Lent is the penitential season in the Church's liturgical year; it begins with Ash Wednesday and ends with the celebration of the Paschal Mystery (Easter Triduum). During Lent, the Church reflects the forty days that Jesus spent in the desert in fasting and prayer (CCC 540, 1095, 1438). So on this occasion we learn from Saint Teresa of Avila how we pray.

At the beginning of her reform of the Carmelites, St Teresa of Jesus was asked by the nuns of her first foundation – the monastery St Joseph in Avila – to teach them how to pray. In her response, she chose the spirit of Lent as her guide; she chose the Gospel of Matthew Chapter 6. Her answer to the cloistered nun's request was The Way of Perfection, her first book of teachings. In it, she presents her meditations on the Our Father, the prayer of the Lord – the core of chapter 6 of the Gospel of Matthew.

At the beginning of her book (Ch. 4) St Teresa lays out the proper foundations for a life of prayer: "I shall enlarge on only three things, which are from our constitutions, for it is very important that we understand how much these three things help us to possess inwardly and outwardly the peace our Lord recommended so highly to us.

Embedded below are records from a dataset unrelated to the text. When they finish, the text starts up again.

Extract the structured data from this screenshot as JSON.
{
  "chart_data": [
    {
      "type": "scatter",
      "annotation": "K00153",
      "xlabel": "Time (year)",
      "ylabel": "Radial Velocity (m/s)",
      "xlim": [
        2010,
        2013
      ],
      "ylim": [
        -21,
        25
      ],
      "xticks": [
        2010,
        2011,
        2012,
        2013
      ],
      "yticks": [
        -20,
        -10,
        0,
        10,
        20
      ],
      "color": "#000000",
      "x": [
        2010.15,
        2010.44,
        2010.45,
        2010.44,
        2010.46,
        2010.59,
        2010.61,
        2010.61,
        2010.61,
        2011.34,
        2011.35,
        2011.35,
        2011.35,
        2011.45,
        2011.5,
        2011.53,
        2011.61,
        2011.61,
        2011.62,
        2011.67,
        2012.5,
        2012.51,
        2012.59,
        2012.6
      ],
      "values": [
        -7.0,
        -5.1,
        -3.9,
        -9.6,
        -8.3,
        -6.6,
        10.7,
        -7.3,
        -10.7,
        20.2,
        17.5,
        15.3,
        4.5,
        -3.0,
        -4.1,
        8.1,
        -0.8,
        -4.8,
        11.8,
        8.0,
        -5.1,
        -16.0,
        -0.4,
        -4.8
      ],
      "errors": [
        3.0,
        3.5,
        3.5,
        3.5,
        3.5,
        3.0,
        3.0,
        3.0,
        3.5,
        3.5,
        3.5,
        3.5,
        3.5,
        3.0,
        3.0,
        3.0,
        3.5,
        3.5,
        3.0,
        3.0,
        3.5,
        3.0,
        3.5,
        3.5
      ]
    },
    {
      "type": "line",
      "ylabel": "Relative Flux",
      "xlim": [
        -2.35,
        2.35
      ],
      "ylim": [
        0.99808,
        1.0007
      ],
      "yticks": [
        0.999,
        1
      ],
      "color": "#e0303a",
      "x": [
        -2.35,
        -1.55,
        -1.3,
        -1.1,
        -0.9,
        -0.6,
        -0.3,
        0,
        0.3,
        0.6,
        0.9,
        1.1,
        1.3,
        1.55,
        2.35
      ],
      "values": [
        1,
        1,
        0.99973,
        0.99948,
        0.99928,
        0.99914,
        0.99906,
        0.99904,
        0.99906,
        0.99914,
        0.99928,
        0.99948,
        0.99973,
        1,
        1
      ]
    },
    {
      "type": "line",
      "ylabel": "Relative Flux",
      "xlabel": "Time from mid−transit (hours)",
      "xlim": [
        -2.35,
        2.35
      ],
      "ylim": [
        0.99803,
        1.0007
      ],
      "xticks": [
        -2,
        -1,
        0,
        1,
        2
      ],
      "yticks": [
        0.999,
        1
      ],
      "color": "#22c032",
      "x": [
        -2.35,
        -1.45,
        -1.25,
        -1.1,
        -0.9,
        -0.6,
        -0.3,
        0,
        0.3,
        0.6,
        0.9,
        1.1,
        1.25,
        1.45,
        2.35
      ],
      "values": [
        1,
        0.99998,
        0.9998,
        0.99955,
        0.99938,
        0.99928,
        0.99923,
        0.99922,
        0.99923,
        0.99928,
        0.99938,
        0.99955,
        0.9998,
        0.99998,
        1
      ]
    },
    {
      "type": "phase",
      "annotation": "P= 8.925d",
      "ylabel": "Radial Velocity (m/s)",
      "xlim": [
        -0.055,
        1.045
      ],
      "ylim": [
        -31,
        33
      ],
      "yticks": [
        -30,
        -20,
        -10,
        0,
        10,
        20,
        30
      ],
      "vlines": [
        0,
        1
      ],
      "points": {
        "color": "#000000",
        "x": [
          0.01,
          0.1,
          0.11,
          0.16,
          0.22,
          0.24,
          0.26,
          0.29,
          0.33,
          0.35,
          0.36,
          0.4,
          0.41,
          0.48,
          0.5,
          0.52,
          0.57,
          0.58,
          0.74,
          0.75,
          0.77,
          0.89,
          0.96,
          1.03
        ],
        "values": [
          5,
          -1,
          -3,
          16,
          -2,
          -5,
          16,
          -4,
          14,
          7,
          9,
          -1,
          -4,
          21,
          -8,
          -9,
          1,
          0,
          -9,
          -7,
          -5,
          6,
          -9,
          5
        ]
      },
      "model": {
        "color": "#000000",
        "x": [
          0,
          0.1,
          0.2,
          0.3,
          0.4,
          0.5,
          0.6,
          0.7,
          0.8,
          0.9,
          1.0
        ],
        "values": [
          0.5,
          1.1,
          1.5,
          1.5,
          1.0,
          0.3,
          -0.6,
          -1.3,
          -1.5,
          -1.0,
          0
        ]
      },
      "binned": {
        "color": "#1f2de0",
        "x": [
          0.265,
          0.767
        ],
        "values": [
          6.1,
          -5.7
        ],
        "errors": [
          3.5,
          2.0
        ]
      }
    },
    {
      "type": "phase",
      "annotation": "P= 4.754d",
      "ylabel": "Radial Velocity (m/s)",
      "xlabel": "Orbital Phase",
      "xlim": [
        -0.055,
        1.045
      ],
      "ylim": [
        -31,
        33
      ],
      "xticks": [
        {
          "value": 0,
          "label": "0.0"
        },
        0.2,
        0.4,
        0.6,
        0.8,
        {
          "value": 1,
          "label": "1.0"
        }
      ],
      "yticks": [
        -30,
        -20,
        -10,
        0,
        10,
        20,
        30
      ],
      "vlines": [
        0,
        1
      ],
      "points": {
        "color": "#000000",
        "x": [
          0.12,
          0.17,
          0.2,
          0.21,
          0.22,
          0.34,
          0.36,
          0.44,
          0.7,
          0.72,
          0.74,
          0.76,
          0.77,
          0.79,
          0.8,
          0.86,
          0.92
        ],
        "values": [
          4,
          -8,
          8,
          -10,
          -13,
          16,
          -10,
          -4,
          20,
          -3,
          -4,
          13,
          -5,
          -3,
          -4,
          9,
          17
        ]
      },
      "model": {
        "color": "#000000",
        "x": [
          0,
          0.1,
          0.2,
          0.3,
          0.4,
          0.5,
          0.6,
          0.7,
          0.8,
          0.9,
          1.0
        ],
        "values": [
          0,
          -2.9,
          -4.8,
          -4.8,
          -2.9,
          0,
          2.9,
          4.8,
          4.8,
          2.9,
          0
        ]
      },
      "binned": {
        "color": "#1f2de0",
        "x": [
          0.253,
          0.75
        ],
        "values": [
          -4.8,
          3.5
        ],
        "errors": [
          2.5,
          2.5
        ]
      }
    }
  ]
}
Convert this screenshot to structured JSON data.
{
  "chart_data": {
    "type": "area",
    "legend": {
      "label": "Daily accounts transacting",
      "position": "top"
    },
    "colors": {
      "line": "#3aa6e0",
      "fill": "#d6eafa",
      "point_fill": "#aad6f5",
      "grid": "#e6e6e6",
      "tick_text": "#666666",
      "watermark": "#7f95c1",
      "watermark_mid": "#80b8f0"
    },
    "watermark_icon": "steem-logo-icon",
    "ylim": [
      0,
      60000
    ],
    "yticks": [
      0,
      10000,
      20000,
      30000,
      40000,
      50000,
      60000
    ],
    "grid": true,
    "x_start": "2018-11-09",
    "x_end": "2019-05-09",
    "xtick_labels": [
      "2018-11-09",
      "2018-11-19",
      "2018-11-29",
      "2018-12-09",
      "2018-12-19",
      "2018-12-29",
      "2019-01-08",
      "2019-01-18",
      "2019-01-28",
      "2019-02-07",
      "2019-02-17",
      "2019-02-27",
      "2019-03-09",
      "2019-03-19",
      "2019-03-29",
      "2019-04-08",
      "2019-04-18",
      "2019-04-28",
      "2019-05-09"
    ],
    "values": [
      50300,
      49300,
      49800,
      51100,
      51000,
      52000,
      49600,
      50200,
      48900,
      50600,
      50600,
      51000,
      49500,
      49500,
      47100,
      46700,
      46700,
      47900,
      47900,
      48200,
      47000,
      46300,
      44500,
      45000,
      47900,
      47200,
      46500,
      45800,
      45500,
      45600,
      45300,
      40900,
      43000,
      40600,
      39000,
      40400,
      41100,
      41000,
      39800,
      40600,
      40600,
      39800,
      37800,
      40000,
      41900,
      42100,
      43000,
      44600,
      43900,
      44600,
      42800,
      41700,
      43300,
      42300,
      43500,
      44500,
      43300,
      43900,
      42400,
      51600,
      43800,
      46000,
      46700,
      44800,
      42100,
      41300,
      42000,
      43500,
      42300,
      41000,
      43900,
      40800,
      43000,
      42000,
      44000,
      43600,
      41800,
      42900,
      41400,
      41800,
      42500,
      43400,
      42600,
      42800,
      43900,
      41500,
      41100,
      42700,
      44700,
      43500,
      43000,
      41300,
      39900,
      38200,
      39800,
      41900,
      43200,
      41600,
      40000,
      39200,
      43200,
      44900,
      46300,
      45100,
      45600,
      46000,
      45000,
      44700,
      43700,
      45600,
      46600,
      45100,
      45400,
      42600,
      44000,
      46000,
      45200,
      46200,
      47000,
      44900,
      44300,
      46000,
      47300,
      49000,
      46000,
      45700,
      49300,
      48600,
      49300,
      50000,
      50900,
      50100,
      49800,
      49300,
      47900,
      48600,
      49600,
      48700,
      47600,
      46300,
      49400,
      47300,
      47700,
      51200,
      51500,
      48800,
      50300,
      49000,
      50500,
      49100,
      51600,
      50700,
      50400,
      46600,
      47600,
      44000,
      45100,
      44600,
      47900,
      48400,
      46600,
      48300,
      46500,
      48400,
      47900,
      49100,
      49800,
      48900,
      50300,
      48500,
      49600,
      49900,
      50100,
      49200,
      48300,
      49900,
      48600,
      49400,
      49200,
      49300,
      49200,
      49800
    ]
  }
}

"The first of these is love of one another; the second is detachment from all created things; the third is true humility, which even though I speak of it last, is the main practice and embraces all others" (W4, 4).

St. Teresa's connection to the spirituality of Lent is now clear: love of one another relates to alms giving; detachment points to fasting; and, the essence of prayer is rooted in humility. This is Teresa's masterful insight to a life of prayer for her nuns and to all of us today.

Humility is a relational word that acknowledges that God is the creator and man is indeed the creature. The virtue of humility shows that God is the author of all Good and humanity recognizes their total dependence on God and on His goodness and mercy. In the words of the Church, humility avoids inordinate ambition of pride, reveals a contrite heart, and provides the foundation for turning to God in prayer (Cf. CCC 2559).

St. Teresa by highlighting humility solves the situation presented by Jesus in the Gospel of Matthew: "Beware of practicing your piety before men in order to be seen by them" (Mt 6,1); piety to be seen by men is pride; and the antidote of pride is the virtue of humility, as Teresa rightly points out.

Therefore, to obtain the inner and outward peace that the Lord promises, St. Teresa's counsels, for a fulfilling life of prayer, is to be centered in humility – for it embraces fully both almsgiving and fasting; in her words, it embraces both love of neighbor and detachment of all things. Thus, immersed in the virtue of humility, our prayer life will flourish and the spirituality of Lent will always present in your life.